Grill party u Bonomielli
Zamieścił o 1 Komentarz

Mistrz
grilla i nasi goście Jacek z Karolinką sprawdzają temperaturę rusztu. Grilluje się!
Pewnie gdybym nie została zapytania co się dzieje i dlaczego od jakiejś tam środy brakuje wpisów, to chyba zrobiłabym sobie przerwę w pisaniu i wysłała bloga na urlop! Blogowanie jednak zobowiązuje, no bo czym jest blog bez aktualności? Aby więc mój nie stał się starą, wyświechtaną wirtualną gazetą, donoszę co następuje:
Lato. Ciepło, pięknie, trochę leniwie, ale w takim pozytywnym znaczeniu. W domu siedzimy mało lub jeszcze mniej, wolny czas spędzamy w ogrodzie z naszymi psami, z naszymi przyjaciółmi oraz z psami naszych przyjaciół. Dzisiaj zorganizowaliśmy wielkie grillowe party składające się jak to zwykle przy barbecue bywa z mięs rozmaitych, wykwintnej cukini nadziewanej żółtym serem, zapiekanych ziemniaków, oraz sałaty zielonej od niej samej i czerwonej od zalegających w niej pomidorów. A wszystko mniam-mniam, dla naszych gości i ku uciesze własnej, bo przyznam, że jeść to my lubimy.

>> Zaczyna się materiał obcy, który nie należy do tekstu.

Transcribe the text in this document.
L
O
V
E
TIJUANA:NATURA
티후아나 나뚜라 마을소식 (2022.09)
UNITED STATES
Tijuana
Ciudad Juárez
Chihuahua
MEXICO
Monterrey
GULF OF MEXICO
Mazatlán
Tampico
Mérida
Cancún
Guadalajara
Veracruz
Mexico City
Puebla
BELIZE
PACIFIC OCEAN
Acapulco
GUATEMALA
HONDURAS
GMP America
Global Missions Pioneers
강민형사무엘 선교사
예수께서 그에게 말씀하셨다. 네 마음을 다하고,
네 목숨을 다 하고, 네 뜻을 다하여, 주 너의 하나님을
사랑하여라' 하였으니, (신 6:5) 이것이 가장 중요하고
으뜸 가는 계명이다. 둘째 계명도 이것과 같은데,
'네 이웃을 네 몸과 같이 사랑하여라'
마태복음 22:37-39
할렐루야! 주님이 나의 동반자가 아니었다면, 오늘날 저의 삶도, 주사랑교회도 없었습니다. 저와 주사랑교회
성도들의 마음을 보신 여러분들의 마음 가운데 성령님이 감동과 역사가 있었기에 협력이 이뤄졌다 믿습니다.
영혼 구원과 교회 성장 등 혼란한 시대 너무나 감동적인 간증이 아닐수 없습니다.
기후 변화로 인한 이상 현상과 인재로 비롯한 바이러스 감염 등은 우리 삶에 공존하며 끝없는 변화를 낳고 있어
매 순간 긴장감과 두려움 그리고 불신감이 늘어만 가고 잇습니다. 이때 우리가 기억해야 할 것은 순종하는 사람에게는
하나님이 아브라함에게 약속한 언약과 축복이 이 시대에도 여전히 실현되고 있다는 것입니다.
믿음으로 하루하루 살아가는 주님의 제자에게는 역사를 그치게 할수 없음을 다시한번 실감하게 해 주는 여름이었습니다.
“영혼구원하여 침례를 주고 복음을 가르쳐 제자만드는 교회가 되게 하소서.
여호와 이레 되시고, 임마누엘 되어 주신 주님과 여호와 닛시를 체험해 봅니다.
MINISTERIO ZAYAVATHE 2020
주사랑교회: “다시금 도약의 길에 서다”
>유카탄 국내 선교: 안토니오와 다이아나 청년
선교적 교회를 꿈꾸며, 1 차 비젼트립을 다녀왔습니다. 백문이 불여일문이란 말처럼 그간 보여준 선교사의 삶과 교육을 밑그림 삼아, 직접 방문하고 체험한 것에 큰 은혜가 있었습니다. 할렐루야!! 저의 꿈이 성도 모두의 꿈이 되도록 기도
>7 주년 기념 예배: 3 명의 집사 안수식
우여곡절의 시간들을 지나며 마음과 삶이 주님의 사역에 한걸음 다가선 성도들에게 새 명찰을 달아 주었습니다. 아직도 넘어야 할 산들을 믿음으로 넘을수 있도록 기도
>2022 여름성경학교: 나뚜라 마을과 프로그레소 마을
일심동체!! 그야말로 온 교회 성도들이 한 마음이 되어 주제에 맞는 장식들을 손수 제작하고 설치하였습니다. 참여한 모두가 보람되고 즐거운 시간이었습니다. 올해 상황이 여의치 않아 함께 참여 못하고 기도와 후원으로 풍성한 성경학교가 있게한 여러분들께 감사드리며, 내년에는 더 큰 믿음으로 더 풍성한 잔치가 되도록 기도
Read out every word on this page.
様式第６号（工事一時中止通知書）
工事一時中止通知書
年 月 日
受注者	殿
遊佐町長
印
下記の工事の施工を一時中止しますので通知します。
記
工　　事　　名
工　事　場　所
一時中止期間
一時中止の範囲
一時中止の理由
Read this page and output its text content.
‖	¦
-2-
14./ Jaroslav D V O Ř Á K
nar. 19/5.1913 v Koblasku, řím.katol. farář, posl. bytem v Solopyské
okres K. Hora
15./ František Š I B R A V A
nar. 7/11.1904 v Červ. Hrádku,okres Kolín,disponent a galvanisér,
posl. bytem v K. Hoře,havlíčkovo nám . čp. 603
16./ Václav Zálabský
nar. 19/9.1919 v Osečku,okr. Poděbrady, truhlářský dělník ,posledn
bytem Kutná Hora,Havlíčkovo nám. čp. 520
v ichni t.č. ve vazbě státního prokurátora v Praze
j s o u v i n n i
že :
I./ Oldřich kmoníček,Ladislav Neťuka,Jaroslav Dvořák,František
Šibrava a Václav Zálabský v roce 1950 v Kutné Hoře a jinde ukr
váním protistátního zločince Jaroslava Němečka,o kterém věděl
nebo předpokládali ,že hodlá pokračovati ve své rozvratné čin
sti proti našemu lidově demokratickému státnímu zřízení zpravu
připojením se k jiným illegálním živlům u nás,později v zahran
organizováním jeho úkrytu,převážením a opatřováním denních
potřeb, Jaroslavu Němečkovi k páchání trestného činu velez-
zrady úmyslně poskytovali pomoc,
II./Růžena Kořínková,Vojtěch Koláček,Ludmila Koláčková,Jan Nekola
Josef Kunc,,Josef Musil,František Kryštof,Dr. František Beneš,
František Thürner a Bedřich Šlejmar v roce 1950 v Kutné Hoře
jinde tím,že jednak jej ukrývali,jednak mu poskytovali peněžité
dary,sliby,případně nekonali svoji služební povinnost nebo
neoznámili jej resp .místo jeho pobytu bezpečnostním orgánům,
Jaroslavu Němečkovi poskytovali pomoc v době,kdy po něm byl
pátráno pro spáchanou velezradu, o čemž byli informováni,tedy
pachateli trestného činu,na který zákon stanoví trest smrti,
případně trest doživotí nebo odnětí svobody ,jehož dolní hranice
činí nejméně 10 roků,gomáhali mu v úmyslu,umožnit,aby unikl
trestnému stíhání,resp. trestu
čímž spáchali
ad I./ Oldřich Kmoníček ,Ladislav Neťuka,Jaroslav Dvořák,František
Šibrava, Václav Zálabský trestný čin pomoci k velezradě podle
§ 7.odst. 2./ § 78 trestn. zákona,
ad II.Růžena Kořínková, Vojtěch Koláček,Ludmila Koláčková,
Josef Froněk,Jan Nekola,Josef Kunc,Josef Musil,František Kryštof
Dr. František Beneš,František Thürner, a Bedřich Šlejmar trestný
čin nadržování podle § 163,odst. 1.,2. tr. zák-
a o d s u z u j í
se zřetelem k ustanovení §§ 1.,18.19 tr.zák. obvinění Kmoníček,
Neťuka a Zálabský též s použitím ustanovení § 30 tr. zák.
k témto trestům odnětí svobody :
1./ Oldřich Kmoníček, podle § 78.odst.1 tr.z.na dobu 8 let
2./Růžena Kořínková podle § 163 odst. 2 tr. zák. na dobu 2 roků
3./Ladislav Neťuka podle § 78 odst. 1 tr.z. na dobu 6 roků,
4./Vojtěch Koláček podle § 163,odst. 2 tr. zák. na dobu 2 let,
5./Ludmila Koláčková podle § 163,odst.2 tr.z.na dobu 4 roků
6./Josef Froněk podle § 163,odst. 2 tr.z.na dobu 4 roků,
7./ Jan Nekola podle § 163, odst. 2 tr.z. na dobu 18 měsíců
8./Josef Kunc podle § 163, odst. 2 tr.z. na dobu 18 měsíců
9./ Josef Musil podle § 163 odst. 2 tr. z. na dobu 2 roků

Kasia i Mariusz = hodowcy z Perro Bebe zjawili się dzisiaj u nas po raz kolejny i przywieźli ze sobą swojego Belfasta. Belfast jest bardzo podobny do naszej Crocodilli i gdyby nie jego wielkość, trzeba by się było natrudzić aby odróżnić które szczenię jest które. Kasi zdarzyło raz się pomylić. Gosia i Jacek z Karolinką = hodowla z Koziego Rynku (patrz nasza słodka Aferka), dotrzymywali nam sympatycznie towarzystwa. Rozmawiać było o czym, bo zainteresowania wspólne, a i posłuchać też było kogo, jako że natura obficie obdarzyła Karolinkę darem wymowy. To był bardzo mile spędzony dzień!